We have issues with the immaturity of the ecosystem (though not, so far, the language itself), but our alternatives would be Ruby or Python, which are both used within our ecosystem and which are both slow and of which both have a higher rate of bugs; C, which would require more effort to represent the same complexity of data, and would almost certainly have more logic errors due to the lacking type system; PHP or Perl, which combine these problems; or another niche language, like Elixir, a Lisp, an OCaml, or perhaps Haskell.
2/4
Choosing Rust is an engineering decision; it comes with tradeoffs. Your post is clearly in reference to the Python cryptography package’s decision to require a Rust dependency, but your post elides that detail. There is a legitimate discussion to be had about whether that was a valid engineering decision, but given the age, reach, scope, and large network of the cryptography project, I think you need to assume that the maintainers of that project made that decision in good faith.

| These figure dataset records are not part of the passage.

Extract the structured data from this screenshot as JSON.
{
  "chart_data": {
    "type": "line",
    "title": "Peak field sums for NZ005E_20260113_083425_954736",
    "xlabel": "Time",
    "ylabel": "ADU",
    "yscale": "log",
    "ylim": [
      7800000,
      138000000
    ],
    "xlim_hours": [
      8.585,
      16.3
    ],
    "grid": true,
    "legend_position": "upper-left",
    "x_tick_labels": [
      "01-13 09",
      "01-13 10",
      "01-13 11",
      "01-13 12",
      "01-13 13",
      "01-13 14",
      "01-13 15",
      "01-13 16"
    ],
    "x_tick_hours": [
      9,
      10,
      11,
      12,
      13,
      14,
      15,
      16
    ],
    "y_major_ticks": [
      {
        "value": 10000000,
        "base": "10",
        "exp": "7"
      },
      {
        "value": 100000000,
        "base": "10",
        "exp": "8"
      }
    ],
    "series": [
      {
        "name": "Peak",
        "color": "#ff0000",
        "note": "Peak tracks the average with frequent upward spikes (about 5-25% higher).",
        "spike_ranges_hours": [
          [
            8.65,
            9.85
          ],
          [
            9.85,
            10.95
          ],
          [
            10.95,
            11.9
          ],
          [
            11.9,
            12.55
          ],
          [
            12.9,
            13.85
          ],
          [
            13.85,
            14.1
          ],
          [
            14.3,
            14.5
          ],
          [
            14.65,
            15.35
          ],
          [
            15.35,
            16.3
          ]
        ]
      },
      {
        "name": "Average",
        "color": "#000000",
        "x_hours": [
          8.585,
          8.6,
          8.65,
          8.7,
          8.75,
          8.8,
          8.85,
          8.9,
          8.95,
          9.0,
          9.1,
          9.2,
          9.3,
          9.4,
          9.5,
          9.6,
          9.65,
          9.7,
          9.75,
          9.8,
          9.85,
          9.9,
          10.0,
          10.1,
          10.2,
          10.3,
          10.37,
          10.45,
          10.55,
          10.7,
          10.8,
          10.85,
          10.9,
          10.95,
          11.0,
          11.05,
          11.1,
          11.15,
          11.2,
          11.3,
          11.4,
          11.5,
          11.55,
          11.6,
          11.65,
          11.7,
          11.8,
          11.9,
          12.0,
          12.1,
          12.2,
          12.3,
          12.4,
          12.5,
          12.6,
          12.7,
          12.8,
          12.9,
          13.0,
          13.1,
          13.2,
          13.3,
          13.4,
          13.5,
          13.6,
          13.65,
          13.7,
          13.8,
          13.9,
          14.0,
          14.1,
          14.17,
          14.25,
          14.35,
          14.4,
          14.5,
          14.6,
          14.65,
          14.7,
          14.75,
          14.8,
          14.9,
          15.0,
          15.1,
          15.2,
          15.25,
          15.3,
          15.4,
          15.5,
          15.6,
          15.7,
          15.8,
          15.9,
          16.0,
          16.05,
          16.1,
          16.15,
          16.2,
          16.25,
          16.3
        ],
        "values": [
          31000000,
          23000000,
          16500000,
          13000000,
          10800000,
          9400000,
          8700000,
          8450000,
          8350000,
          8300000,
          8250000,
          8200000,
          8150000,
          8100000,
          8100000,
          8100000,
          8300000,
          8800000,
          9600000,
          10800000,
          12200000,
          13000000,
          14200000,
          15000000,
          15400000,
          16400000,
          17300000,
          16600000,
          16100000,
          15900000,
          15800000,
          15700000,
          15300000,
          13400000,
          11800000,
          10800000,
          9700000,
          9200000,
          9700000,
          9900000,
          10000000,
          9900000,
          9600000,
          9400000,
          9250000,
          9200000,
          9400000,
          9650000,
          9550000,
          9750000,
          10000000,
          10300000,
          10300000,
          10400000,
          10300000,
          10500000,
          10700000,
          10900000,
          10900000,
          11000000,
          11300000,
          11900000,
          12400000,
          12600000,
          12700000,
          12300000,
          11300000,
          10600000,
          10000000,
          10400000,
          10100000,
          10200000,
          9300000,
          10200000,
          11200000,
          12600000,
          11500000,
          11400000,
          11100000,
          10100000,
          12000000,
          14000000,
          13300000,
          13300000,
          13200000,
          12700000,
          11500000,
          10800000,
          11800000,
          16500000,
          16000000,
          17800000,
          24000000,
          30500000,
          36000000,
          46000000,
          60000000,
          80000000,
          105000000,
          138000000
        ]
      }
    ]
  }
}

So, I’ll ask more specifically – what do you mean? When you ask the Rust team to “calm down”, what course of action would you prescribe? When you call a bunch of hard-working, brilliant, and talented FOSS and commercial developers “toddlers”, what do you expect to achieve? When you appeal to tired memes and the supposed prevalence of behavior the Rust community explicitly discourages, what are you trying to evoke? When you say that Rust “breaks a lot of stuff”, what do you mean?
3/4
For context, this is the post I'm responding to. https://drewdevault.com/2021/02/09/Rust-move-fast-and-break-things.html
@tindall
Something drew didn't mention is Rust's support for WASM which is one of the best. I remember working with C++ and emscriptem and that was a nightmare but its been a while and that might have changed.
I've also had zero problems getting rust working on raspberry pis so I think Drew was a bit heavy handed about rust only working on tier 1 targets.
In my experience Rust has produced about equally preforming software compared to C++ at least as far as CPU time.
rust
@tindall While his post makes the tactless comments common to those who share his views on the subject...I think the crux of his concerns are thus: the pace at which Rust software is becoming essential feels reckless when compared to the pace of platform support and improvements to the bootstrap process. The "ask any distro packager that works with Rust" sentence is not used lightly—working with Rust on fringe platforms as a distro maintainer comes with a lot of pitfalls.
Void Linux on ppc is a perfect case study for this. Because there's no Rust spec and the compiler is self-hosting, bootstrapping is an arduous process of building each version of the toolchain in sequence, fixing any issues that crop up along the way. mrustc and the future gcc-rs can help with this, but only so much—they're still going to be dozens of versions behind the current "stable" Rust. (Points of reference: gcj reduces Java bootstrap length to 5, while gccgo has musl problems and Void resorted to official Go bootstrap binaries.)